No podía de ninguna manera responder de manera “satisfactoria” a Kevin Turner, Director general de operaciones Microsoft Corporation, quien fue quien firmó el correo que nos llegó, y no por que no utilicemos los productos de Microsoft, lo hacemos, y los utilizamos asiduamente en nuestras tareas cotidianas, pero la realidad es por que no tenemos otra alternativa.
Recién ahora con Google, más precisamente con Google Docs, los periodistas estamos utilizando herramientas directamente desde la web, pero necesitamos estar on line.
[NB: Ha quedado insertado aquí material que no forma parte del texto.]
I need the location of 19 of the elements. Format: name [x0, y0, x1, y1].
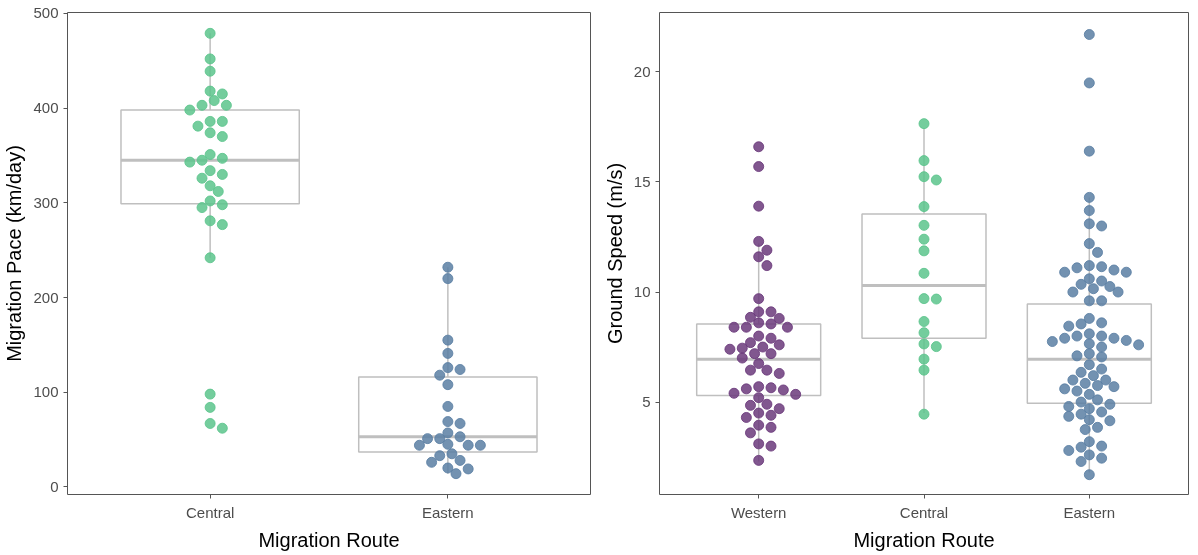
x-tick-label: Eastern	[422, 503, 474, 521]
x-axis-title: Migration Route	[258, 528, 400, 551]
y-tick-label: 500	[33, 4, 59, 22]
y-axis-title: Migration Pace (km/day)	[3, 145, 26, 362]
y-tick-label: 200	[33, 288, 59, 306]
y-tick-label: 400	[33, 99, 59, 117]
x-tick-label: Western	[730, 503, 787, 521]
y-tick-label: 20	[633, 62, 651, 80]
y-tick-label: 5	[642, 393, 651, 411]
x-tick-label: Eastern	[1063, 503, 1116, 521]
x-tick-label: Central	[899, 503, 949, 521]
x-tick-label: Central	[185, 503, 235, 521]
y-axis-title: Ground Speed (m/s)	[603, 162, 626, 345]
y-tick-label: 10	[633, 283, 651, 301]
x-axis-title: Migration Route	[853, 528, 995, 551]
y-tick-label: 0	[50, 477, 59, 495]
y-tick-label: 15	[633, 172, 651, 190]
y-tick-label: 100	[33, 383, 59, 401]
y-tick-label: 300	[33, 193, 59, 211]
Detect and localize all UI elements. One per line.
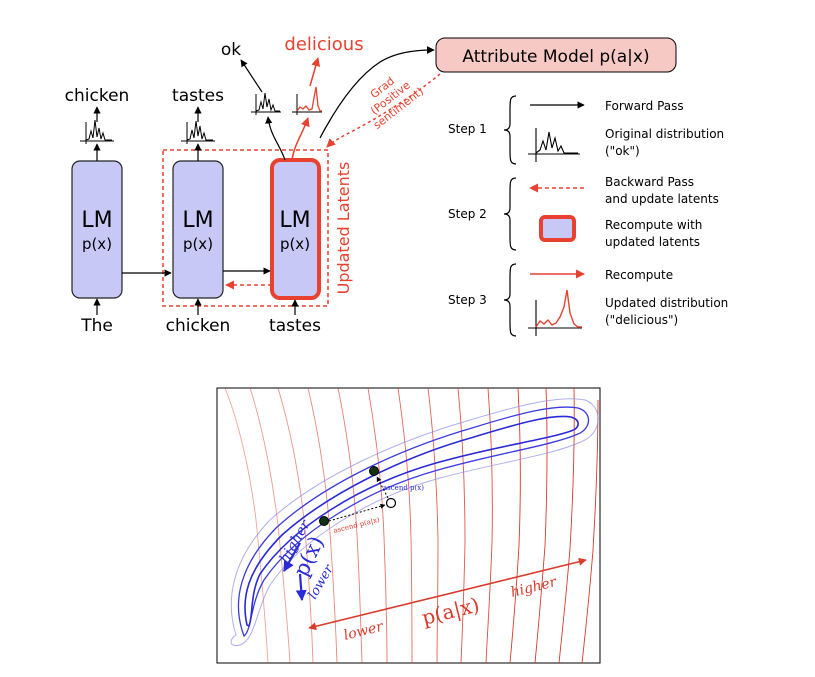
legend-original-distribution-word: ("ok") xyxy=(605,144,640,158)
legend-updated-distribution-word: ("delicious") xyxy=(605,313,678,327)
lm-block-2-subtitle: p(x) xyxy=(183,235,213,253)
lm-block-1-subtitle: p(x) xyxy=(82,235,112,253)
output-word-red: delicious xyxy=(284,34,363,55)
bottom-diagram: ascend p(x) ascend p(a|x) higher p(x) lo… xyxy=(216,387,601,664)
red-block-icon xyxy=(539,215,576,242)
updated-latents-region xyxy=(162,149,329,307)
distribution-icon-3 xyxy=(251,92,281,115)
lm-block-2-title: LM xyxy=(182,208,213,233)
lm-block-3-subtitle: p(x) xyxy=(280,235,310,253)
px-lower-arrow xyxy=(295,573,307,602)
lm-block-1-title: LM xyxy=(81,208,112,233)
legend-step-2-label: Step 2 xyxy=(448,207,487,221)
distribution-icon-1 xyxy=(80,119,114,144)
top-diagram: LM p(x) LM p(x) LM p(x) The chicken tast… xyxy=(65,34,677,336)
attribute-model-box: Attribute Model p(a|x) xyxy=(435,37,677,73)
lm-block-3-title: LM xyxy=(279,208,310,233)
grad-arrow xyxy=(326,73,441,148)
out-arrow-3 xyxy=(240,59,263,93)
px-contours xyxy=(230,398,599,647)
block-3-up-arrow xyxy=(265,116,286,161)
forward-to-attribute-arrow xyxy=(319,46,435,139)
red-distribution-icon xyxy=(528,289,582,336)
legend-step-3-label: Step 3 xyxy=(448,293,487,307)
distribution-icon-2 xyxy=(181,120,215,144)
lm-block-3: LM p(x) xyxy=(270,158,321,300)
lm-block-2: LM p(x) xyxy=(172,160,224,299)
ascend-px-label: ascend p(x) xyxy=(383,484,424,492)
legend-recompute-with: Recompute with xyxy=(605,218,702,232)
legend-step-3-brace xyxy=(503,263,517,337)
px-higher-arrow xyxy=(283,542,301,572)
legend-step-1-label: Step 1 xyxy=(448,122,487,136)
legend-step-2-brace xyxy=(503,177,517,251)
output-word-1: chicken xyxy=(65,86,130,106)
pax-contours xyxy=(224,388,599,663)
start-point xyxy=(319,516,329,526)
legend-updated-latents: updated latents xyxy=(605,235,700,249)
distribution-icon-3-red xyxy=(292,86,322,115)
input-word-3: tastes xyxy=(269,316,321,336)
ascend-pax-arrow xyxy=(328,503,386,522)
optimization-steps xyxy=(319,466,397,526)
legend-backward-pass: Backward Pass xyxy=(605,175,694,189)
block-3-red-up-arrow xyxy=(291,117,310,161)
legend-updated-distribution: Updated distribution xyxy=(605,296,728,310)
updated-latents-label: Updated Latents xyxy=(334,162,353,295)
lm-block-1: LM p(x) xyxy=(71,160,123,299)
output-word-3: ok xyxy=(221,40,241,60)
input-word-2: chicken xyxy=(166,316,231,336)
bottom-frame xyxy=(216,387,601,664)
out-arrow-3-red xyxy=(309,57,321,87)
end-point xyxy=(369,466,379,476)
attribute-model-label: Attribute Model p(a|x) xyxy=(462,47,649,67)
pax-double-arrow xyxy=(308,557,587,631)
legend: Step 1 Forward Pass Original distributio… xyxy=(448,95,728,337)
legend-recompute: Recompute xyxy=(605,268,673,282)
legend-update-latents: and update latents xyxy=(605,192,719,206)
input-word-1: The xyxy=(80,316,113,336)
legend-step-1-brace xyxy=(503,95,517,165)
black-distribution-icon xyxy=(528,128,580,162)
intermediate-point xyxy=(385,497,397,509)
legend-forward-pass: Forward Pass xyxy=(605,99,684,113)
legend-original-distribution: Original distribution xyxy=(605,127,724,141)
output-word-2: tastes xyxy=(172,86,224,106)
Pero quien no ha utilizado Word para escribir una nota, salvo que esté en la red de una gran redacción, quien no utiliza el corrector ortográfico, quien no maldice los cambios automáticos de algunas palabras que hace el programa mientras escribimos, y quien no terminó un mail con “saludos cordiales”, cansado de tener que borrar “cordiales” cada vez que uno escribe “saludos”.
Pero el problema de Microsoft no es la piratería, es el marketing, y lo digo por que pese a que puede ser tomado como un caso de éxito para alguna charla de marketing o publicidad, creemos que el monopolio que ejerce tanto en sus programas como en la web.
El problema de la copia pirata a nivel internacional, y más precisamente en los países en desarrollo como el nuestro, a mi parecer, lo ha hecho pensar más en las herramientas para que los usuarios no utilicen software Microsoft “pirateado”, que para que aquellos que los compran “originales “ estén “satisfechos” con sus productos.
Hace años que preguntamos en las conferencias de prensa (hasta que nos cansamos) que pasa en Argentina con las actualizaciones de los productos, por qué siempre la única posibilidad de obtener la última versión de un producto de software que ya compramos es volver a comprarlo, mientras que en Estados Unidos y Europa un “upgrade” puede ser muy económico para los usuarios.
En la encuesta pregunta por la seguridad, y hablamos de productos que utilizamos en una notebook para un trabajo profesional, donde muchos estamos cansados de tener que instalar los famosos “parches” de seguridad, pero con el cuidado de no instalar aquel que diga algo raro como “ventajas del software genuino”, por que sentimos que nos invade la privacidad, y no porque sea un software “pirata” o “trucho”.
La piratería es un flagelo y estoy totalmente en contra, pero tienen que pensar más en el cliente que en combatir al “pirata”, bajar los precios de los programas, hacerlos más accesible, permitir upgrades más económicos en la moneda local, y hacer que la experiencia del usuario sea distinta, y por supuesto mejor, que aquel que tiene un software “pirata” (aunque muchos ni lo saben), pero no a través del miedo, si no a través de ventajas y servicios para cada rincón del planeta, aumentando la satisfacción de los consumidores al máximo, y no tan solo el consumo para que podamos responder a las encuestas de forma “muy satisfactoria” en el futuro.